Да, спасибо за рекомендация!!


----------



## Ahu Lee

turkjey5 said:


> спасибо за рекомендаци*ю*!!


----------



## turkjey5

Спасибо за исправление!


----------



## Ahu Lee

turkjey5 said:


> Спасибо за исправление!



Пожалуйста! \ You're welcome!


----------



## turkjey5

e2-e4 X said:


> Разумеется, здесь, как и везде, очень плохую роль играет отсутствие контекста.

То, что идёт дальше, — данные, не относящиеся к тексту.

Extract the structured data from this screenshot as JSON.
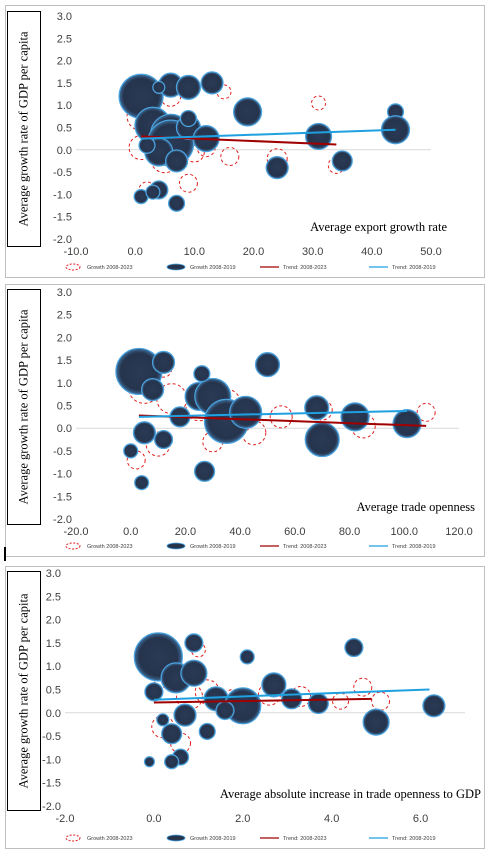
{
  "chart_data": [
    {
      "type": "scatter",
      "title": "",
      "xlabel": "Average export growth rate",
      "ylabel": "Average growth rate of GDP per capita",
      "xlim": [
        -10,
        50
      ],
      "ylim": [
        -2,
        3
      ],
      "xticks": [
        "-10.0",
        "0.0",
        "10.0",
        "20.0",
        "30.0",
        "40.0",
        "50.0"
      ],
      "yticks": [
        "3.0",
        "2.5",
        "2.0",
        "1.5",
        "1.0",
        "0.5",
        "0.0",
        "-0.5",
        "-1.0",
        "-1.5",
        "-2.0"
      ],
      "legend": [
        "Growth 2008-2023",
        "Growth 2008-2019",
        "Trend: 2008-2023",
        "Trend: 2008-2019"
      ],
      "series": [
        {
          "name": "Growth 2008-2023",
          "style": "dashed-circle",
          "points": [
            [
              1,
              0.75,
              14
            ],
            [
              2,
              0.55,
              12
            ],
            [
              3,
              0.35,
              11
            ],
            [
              1,
              0.05,
              12
            ],
            [
              5,
              -0.2,
              14
            ],
            [
              7,
              0.4,
              15
            ],
            [
              8,
              0.15,
              12
            ],
            [
              6,
              1.2,
              10
            ],
            [
              10,
              -0.05,
              10
            ],
            [
              12,
              0.05,
              9
            ],
            [
              16,
              -0.15,
              9
            ],
            [
              24,
              -0.2,
              10
            ],
            [
              31,
              1.05,
              7
            ],
            [
              34,
              -0.35,
              8
            ],
            [
              44,
              0.55,
              8
            ],
            [
              2,
              -0.9,
              8
            ],
            [
              9,
              -0.75,
              9
            ],
            [
              15,
              1.3,
              7
            ]
          ]
        },
        {
          "name": "Growth 2008-2019",
          "style": "bubble",
          "points": [
            [
              1,
              1.2,
              22
            ],
            [
              3,
              0.55,
              18
            ],
            [
              6,
              0.35,
              20
            ],
            [
              6,
              0.15,
              23
            ],
            [
              9,
              0.5,
              12
            ],
            [
              12,
              0.25,
              13
            ],
            [
              4,
              -0.05,
              14
            ],
            [
              7,
              -0.25,
              11
            ],
            [
              6,
              1.45,
              12
            ],
            [
              9,
              1.4,
              12
            ],
            [
              13,
              1.5,
              11
            ],
            [
              19,
              0.85,
              14
            ],
            [
              44,
              0.85,
              8
            ],
            [
              44,
              0.45,
              14
            ],
            [
              31,
              0.3,
              13
            ],
            [
              35,
              -0.25,
              10
            ],
            [
              24,
              -0.4,
              11
            ],
            [
              4,
              -0.9,
              9
            ],
            [
              7,
              -1.2,
              8
            ],
            [
              1,
              -1.05,
              7
            ],
            [
              3,
              -0.95,
              7
            ],
            [
              9,
              0.7,
              8
            ],
            [
              4,
              1.4,
              6
            ],
            [
              2,
              0.1,
              8
            ]
          ]
        }
      ],
      "trends": [
        {
          "name": "Trend: 2008-2023",
          "x": [
            1,
            34
          ],
          "y": [
            0.3,
            0.12
          ]
        },
        {
          "name": "Trend: 2008-2019",
          "x": [
            1,
            44
          ],
          "y": [
            0.25,
            0.45
          ]
        }
      ]
    },
    {
      "type": "scatter",
      "title": "",
      "xlabel": "Average trade openness",
      "ylabel": "Average growth rate of GDP per capita",
      "xlim": [
        -20,
        120
      ],
      "ylim": [
        -2,
        3
      ],
      "xticks": [
        "-20.0",
        "0.0",
        "20.0",
        "40.0",
        "60.0",
        "80.0",
        "100.0",
        "120.0"
      ],
      "yticks": [
        "3.0",
        "2.5",
        "2.0",
        "1.5",
        "1.0",
        "0.5",
        "0.0",
        "-0.5",
        "-1.0",
        "-1.5",
        "-2.0"
      ],
      "legend": [
        "Growth 2008-2023",
        "Growth 2008-2019",
        "Trend: 2008-2023",
        "Trend: 2008-2019"
      ],
      "series": [
        {
          "name": "Growth 2008-2023",
          "style": "dashed-circle",
          "points": [
            [
              5,
              0.9,
              16
            ],
            [
              15,
              0.65,
              15
            ],
            [
              25,
              0.45,
              13
            ],
            [
              35,
              0.55,
              14
            ],
            [
              45,
              -0.1,
              12
            ],
            [
              40,
              0.2,
              13
            ],
            [
              55,
              0.25,
              11
            ],
            [
              70,
              0.4,
              10
            ],
            [
              85,
              0.05,
              12
            ],
            [
              108,
              0.35,
              9
            ],
            [
              10,
              -0.35,
              12
            ],
            [
              30,
              -0.3,
              10
            ],
            [
              2,
              -0.7,
              9
            ],
            [
              12,
              1.3,
              8
            ]
          ]
        },
        {
          "name": "Growth 2008-2019",
          "style": "bubble",
          "points": [
            [
              3,
              1.25,
              23
            ],
            [
              12,
              1.45,
              11
            ],
            [
              25,
              0.7,
              14
            ],
            [
              30,
              0.7,
              18
            ],
            [
              35,
              0.15,
              22
            ],
            [
              42,
              0.35,
              16
            ],
            [
              26,
              1.2,
              8
            ],
            [
              50,
              1.4,
              12
            ],
            [
              8,
              0.85,
              11
            ],
            [
              18,
              0.25,
              10
            ],
            [
              5,
              -0.1,
              11
            ],
            [
              12,
              -0.25,
              9
            ],
            [
              0,
              -0.5,
              7
            ],
            [
              4,
              -1.2,
              7
            ],
            [
              27,
              -0.95,
              10
            ],
            [
              68,
              0.45,
              12
            ],
            [
              82,
              0.25,
              14
            ],
            [
              70,
              -0.25,
              17
            ],
            [
              101,
              0.1,
              14
            ]
          ]
        }
      ],
      "trends": [
        {
          "name": "Trend: 2008-2023",
          "x": [
            3,
            108
          ],
          "y": [
            0.28,
            0.05
          ]
        },
        {
          "name": "Trend: 2008-2019",
          "x": [
            3,
            101
          ],
          "y": [
            0.25,
            0.38
          ]
        }
      ]
    },
    {
      "type": "scatter",
      "title": "",
      "xlabel": "Average absolute increase in trade openness to GDP",
      "ylabel": "Average growth rate of GDP per capita",
      "xlim": [
        -2,
        7
      ],
      "ylim": [
        -2,
        3
      ],
      "xticks": [
        "-2.0",
        "0.0",
        "2.0",
        "4.0",
        "6.0"
      ],
      "yticks": [
        "3.0",
        "2.5",
        "2.0",
        "1.5",
        "1.0",
        "0.5",
        "0.0",
        "-0.5",
        "-1.0",
        "-1.5",
        "-2.0"
      ],
      "legend": [
        "Growth 2008-2023",
        "Growth 2008-2019",
        "Trend: 2008-2023",
        "Trend: 2008-2019"
      ],
      "series": [
        {
          "name": "Growth 2008-2023",
          "style": "dashed-circle",
          "points": [
            [
              0.3,
              0.9,
              17
            ],
            [
              0.8,
              0.35,
              13
            ],
            [
              1.2,
              0.45,
              12
            ],
            [
              1.8,
              0.2,
              14
            ],
            [
              2.6,
              0.4,
              11
            ],
            [
              3.3,
              0.35,
              10
            ],
            [
              4.7,
              0.55,
              9
            ],
            [
              5.1,
              0.25,
              9
            ],
            [
              0.2,
              -0.3,
              11
            ],
            [
              0.6,
              -0.65,
              10
            ],
            [
              4.2,
              0.25,
              8
            ],
            [
              1.0,
              1.35,
              7
            ]
          ]
        },
        {
          "name": "Growth 2008-2019",
          "style": "bubble",
          "points": [
            [
              0.1,
              1.2,
              24
            ],
            [
              0.5,
              0.75,
              15
            ],
            [
              0.9,
              0.85,
              13
            ],
            [
              1.4,
              0.3,
              12
            ],
            [
              2.0,
              0.15,
              18
            ],
            [
              2.1,
              1.2,
              7
            ],
            [
              2.7,
              0.6,
              12
            ],
            [
              3.1,
              0.3,
              10
            ],
            [
              3.7,
              0.2,
              10
            ],
            [
              4.5,
              1.4,
              9
            ],
            [
              5.0,
              -0.2,
              13
            ],
            [
              6.3,
              0.15,
              11
            ],
            [
              0.9,
              1.5,
              9
            ],
            [
              0.4,
              -0.45,
              10
            ],
            [
              0.7,
              -0.05,
              11
            ],
            [
              1.2,
              -0.4,
              8
            ],
            [
              0.6,
              -0.95,
              8
            ],
            [
              0.4,
              -1.05,
              7
            ],
            [
              -0.1,
              -1.05,
              5
            ],
            [
              0.0,
              0.45,
              9
            ],
            [
              1.6,
              0.05,
              9
            ],
            [
              0.2,
              -0.15,
              6
            ]
          ]
        }
      ],
      "trends": [
        {
          "name": "Trend: 2008-2023",
          "x": [
            0,
            4.9
          ],
          "y": [
            0.22,
            0.3
          ]
        },
        {
          "name": "Trend: 2008-2019",
          "x": [
            0,
            6.2
          ],
          "y": [
            0.28,
            0.5
          ]
        }
      ]
    }
  ]
}
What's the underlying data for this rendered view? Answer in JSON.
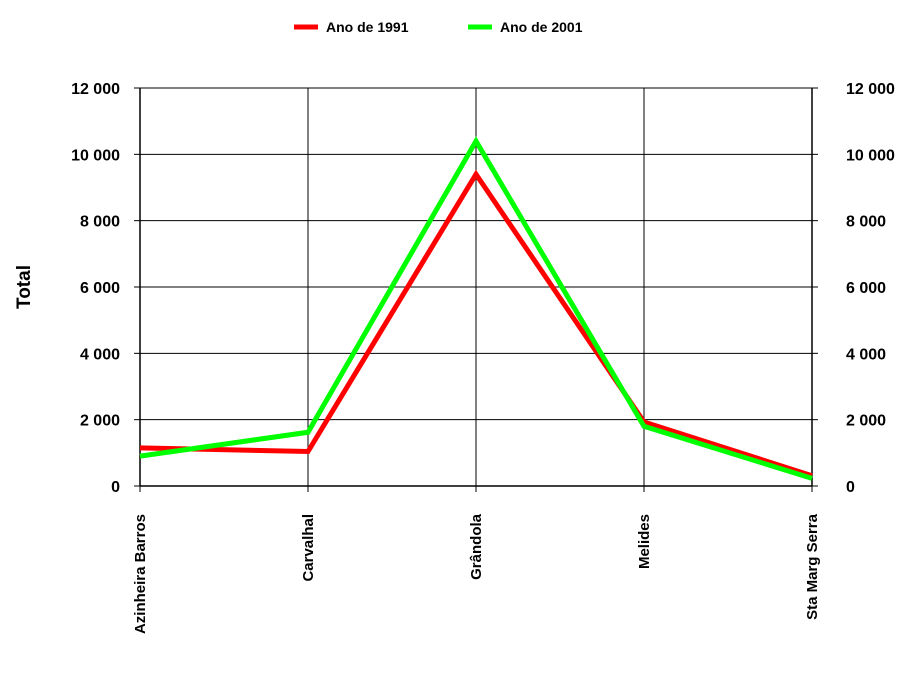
{
  "chart_data": {
    "type": "line",
    "categories": [
      "Azinheira Barros",
      "Carvalhal",
      "Grândola",
      "Melides",
      "Sta Marg Serra"
    ],
    "series": [
      {
        "name": "Ano de 1991",
        "color": "#ff0000",
        "values": [
          1150,
          1040,
          9400,
          1930,
          310
        ]
      },
      {
        "name": "Ano de 2001",
        "color": "#00ff00",
        "values": [
          900,
          1620,
          10400,
          1800,
          230
        ]
      }
    ],
    "ylabel": "Total",
    "ylim": [
      0,
      12000
    ],
    "yticks": [
      "0",
      "2 000",
      "4 000",
      "6 000",
      "8 000",
      "10 000",
      "12 000"
    ],
    "ytick_values": [
      0,
      2000,
      4000,
      6000,
      8000,
      10000,
      12000
    ],
    "secondary_y_axis": true,
    "grid": true,
    "legend_position": "top"
  }
}
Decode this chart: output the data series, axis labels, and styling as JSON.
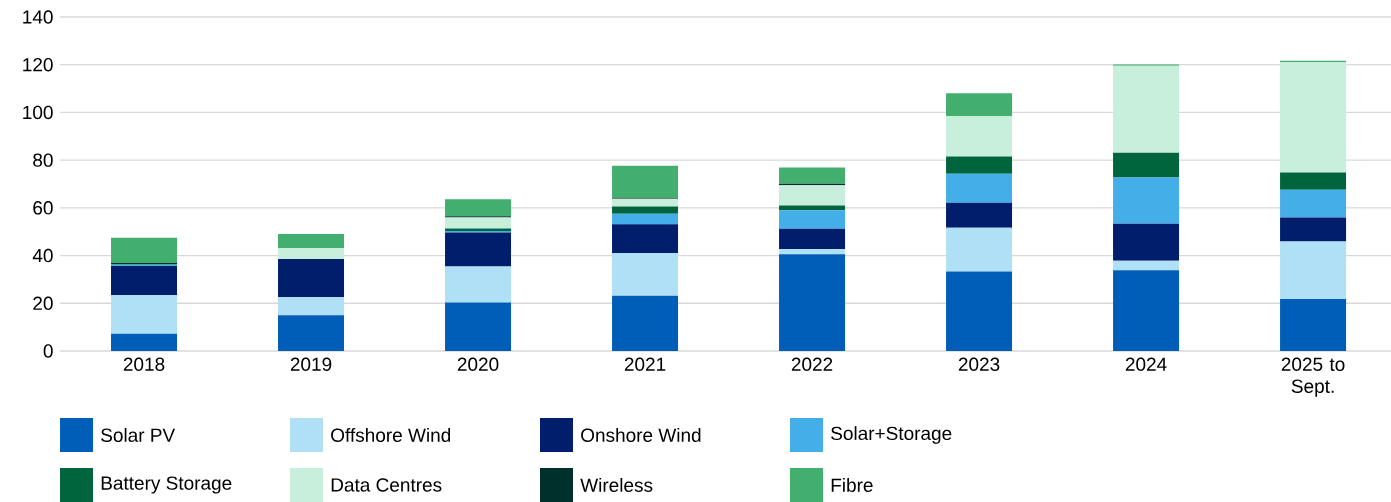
{
  "chart_data": {
    "type": "bar",
    "stacked": true,
    "grid": "y",
    "legend": "bottom",
    "categories": [
      "2018",
      "2019",
      "2020",
      "2021",
      "2022",
      "2023",
      "2024",
      "2025 to Sept."
    ],
    "ylim": [
      0,
      140
    ],
    "yticks": [
      0,
      20,
      40,
      60,
      80,
      100,
      120,
      140
    ],
    "series": [
      {
        "name": "Solar PV",
        "color": "#005eb8",
        "values": [
          7.2,
          15.0,
          20.3,
          23.2,
          40.6,
          33.3,
          33.8,
          21.8
        ]
      },
      {
        "name": "Offshore Wind",
        "color": "#b0e0f6",
        "values": [
          16.3,
          7.5,
          15.1,
          17.9,
          2.2,
          18.4,
          4.0,
          24.1
        ]
      },
      {
        "name": "Onshore Wind",
        "color": "#001e6c",
        "values": [
          12.1,
          16.1,
          14.3,
          12.0,
          8.4,
          10.4,
          15.5,
          10.0
        ]
      },
      {
        "name": "Solar+Storage",
        "color": "#43aee8",
        "values": [
          0.5,
          0,
          0.6,
          4.4,
          7.8,
          12.2,
          19.4,
          11.7
        ]
      },
      {
        "name": "Battery Storage",
        "color": "#00643c",
        "values": [
          0.3,
          0,
          1.0,
          3.1,
          2.0,
          7.2,
          10.4,
          7.2
        ]
      },
      {
        "name": "Data Centres",
        "color": "#c8eedc",
        "values": [
          0,
          4.6,
          4.7,
          3.2,
          8.5,
          17.0,
          36.5,
          46.3
        ]
      },
      {
        "name": "Wireless",
        "color": "#00302c",
        "values": [
          0.5,
          0,
          0.5,
          0.4,
          0.6,
          0,
          0,
          0
        ]
      },
      {
        "name": "Fibre",
        "color": "#43af6e",
        "values": [
          10.6,
          5.8,
          7.1,
          13.4,
          6.8,
          9.5,
          0.5,
          0.6
        ]
      }
    ]
  }
}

Андрей Ильич (глава сельской администрации) группе деревенских женщин: Здравствуйте, дорогие мои. 
один женский голос: Здорова. 
-Здравствуй, Хали-Гали. (старик) 
-И тебе того же, Андрей Ильич.


----------



## e2-e4 X

А, ну понятно. То есть, я не понял отрывок целиком (кто такой старик и кого назвали Хали-Гали), но заключил, что они, скорее всего, попросту перешучиваются. Иными словами, дурачатся.  Может быть, не хотят и не спешат приступать к более серьёзному разговору (ведь для чего-то глава сельской администрации собрал этих женщин, да ещё обратился к ним так дружественно-официально, на «здравствуйте» и на «дорогие мои»).


----------